SIMBAD references

We conducted laboratory experiments to study the chemistry in hot Jupiter atmospheres with a C/O ratio of 0.35. We compared our results with the ones obtained previously for atmospheres with a C/O ratio of 1 to investigate the influence of the C/O ratio on the chemistry and formation of photochemical organic aerosol. We found that the C/O ratio and the gas mixture compositions strongly influence the pathways responsible for the formation of CO₂. Thermochemical reactions are primarily responsible for the formation of CO₂ in low C/O ratio atmospheres, while photochemistry is the dominant process in high C/O ratio atmospheres even if the final CO₂ concentration is the same in both cases. Our results show that low C/O atmospheres at the thermochemical equilibrium contain a higher water abundance, while high C/O atmospheres are significantly depleted in water. However, in low C/O atmospheres, the water abundance is not affected by UV photolysis, while our previous work demonstrated that a significant amount of water can be produced in high C/O ratio atmospheres.
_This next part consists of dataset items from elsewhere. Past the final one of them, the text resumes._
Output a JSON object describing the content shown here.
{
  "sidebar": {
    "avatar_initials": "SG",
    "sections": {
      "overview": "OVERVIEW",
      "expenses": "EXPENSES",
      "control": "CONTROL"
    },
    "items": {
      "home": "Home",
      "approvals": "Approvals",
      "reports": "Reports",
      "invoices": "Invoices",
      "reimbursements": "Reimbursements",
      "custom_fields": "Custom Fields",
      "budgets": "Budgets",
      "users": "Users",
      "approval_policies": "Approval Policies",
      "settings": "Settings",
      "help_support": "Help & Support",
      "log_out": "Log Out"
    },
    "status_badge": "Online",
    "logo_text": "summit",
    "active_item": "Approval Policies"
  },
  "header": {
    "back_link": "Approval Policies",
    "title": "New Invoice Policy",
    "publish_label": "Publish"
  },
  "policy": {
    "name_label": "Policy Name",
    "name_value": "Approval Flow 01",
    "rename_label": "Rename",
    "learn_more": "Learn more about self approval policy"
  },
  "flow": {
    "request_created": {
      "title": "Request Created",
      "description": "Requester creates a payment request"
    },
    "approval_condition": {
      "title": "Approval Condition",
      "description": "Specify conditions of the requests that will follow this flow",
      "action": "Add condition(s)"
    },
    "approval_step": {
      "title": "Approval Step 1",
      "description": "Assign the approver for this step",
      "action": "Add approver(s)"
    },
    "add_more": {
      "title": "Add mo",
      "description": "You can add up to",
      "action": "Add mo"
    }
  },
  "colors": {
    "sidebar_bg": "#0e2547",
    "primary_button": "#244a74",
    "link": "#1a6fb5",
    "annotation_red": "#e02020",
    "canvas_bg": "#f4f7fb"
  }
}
This contrast in water production suggests that photochemistry should be considered when interpreting exoplanet transit spectra. Finally, we did not observe the formation of a detectable amount of nonvolatile photochemical aerosols in low C/O atmospheres, in contrast to our previous study. We infer that for a C/O ratio < 1, water likely inhibits organic growth and aerosol formation, suggesting that photochemical organic aerosols are likely to be observed in planets presenting a carbon enrichment compared to their host stars.